Another way we have managed to capture asymmetric rewards is humanity’s ability to rise to the level of our best individual in every endeavor. If you think about all of the advances in human achievement in the arts, sciences, athletics, mathematics, etc., the value of making a discovery, innovating, or doing something for the first time, benefits all of humanity. The printing press is one such innovation that has created incalculable value for humanity and will continue to pay increasing dividends for all of future humanity. Because we're a cultural species, we stand and build upon the shoulders of all who have come before us.

One of the most potent ways we benefit from one another is in our ability to show others what is possible. Even if 7.5 billion people don't think something is genuinely possible, as long as one person does, they have a chance to push the boundaries of human potential forward. 

A classic example of this happened in the running world on May 6, 1954, when Roger Bannister broke the four-minute mile with a time of three minutes, fifty-nine and four-tenths of a second. Roger Bannister's feat lifted a collective mental barrier and served as a change agent for the entire running world. Runners had been actively trying to break the four-minute mile since 1886, but just 46 days after Bannister broke the record, an Australian runner beat Bannister’s time, clocking in at 3 minutes 58 seconds. The next year, three runners broke the four-minute barrier in a single race. In one herculean performance, Roger Bannister gave every runner permission to run faster than ever thought possible.

How can we take advantage of this dynamic for ourselves?

Our power lies in finding our tribe

If we want to do anything significant, one of the first steps we should take in our long journey ahead is to find our tribe. Finding our tribe allows us to overcome our cautious nature and to tip the scales from asymmetric losses to asymmetric rewards. 

This is the reason why we so often see hotbeds of talent in sports, where a single training gym or facility will be responsible for a disproportionate number of sporting elites - or the notion and rise of Silicon Valley "mafias." These are small intimate communities that push each other to expand what they view as possible, and they give each other permission to fail and to look stupid.

This is also why it's so prevalent in startups where co-founders do better than solo founders. It's hard to go it alone - it's an incremental but enormous difference to go from no one to someone who believes in your vision, and who will support you through all of the bumps and setbacks to come.

Even when the media highlights seemingly successful solo founders like Jeff Bezos and Mark Zuckerberg, they're quick to point out how lucky they were to have their tribe. Bezos said, "I think one of the precursors of being able to take risk is to have some kind of support from somebody... these are the kind of things that build up and allow you to jump off into uncharted terrain and do something new, because you know you have a support system." And Zuckerberg stated in a Harvard University commencement speech in 2017, "The greatest successes come from having the freedom to fail."

When I was a personal trainer, we were fundamentally a fitness tribe for hire.
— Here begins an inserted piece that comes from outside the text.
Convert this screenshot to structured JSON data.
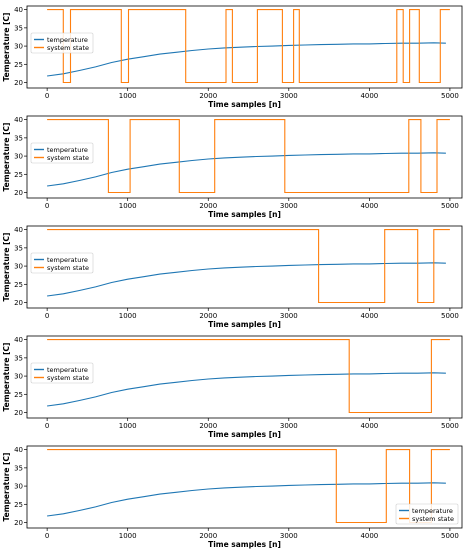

While we can give practical advice around complex movements and provide workout regimens, this is all information that is freely and widely available across the Internet. The real reason people hire personal trainers is that we give our clients permission to fail and to look stupid in front of others and in front of themselves.

Not only does our tribe give us permission, but it's ultimately an empowering environment. When we join, we go from being a fragile individual to a part of an antifragile group. The group benefits from its members taking risks, and instead of frowning upon that behavior, it's both rewarded and encouraged. 

I’m in the process of finding my own writing tribe, taking an online course called Write of Passage. It’s been a fantastic experience - never have I been surrounded by so many people who are all singularly connected by their desire to share their creative works. And remember, once you find your tribe, the best way to contribute is to dare greatly.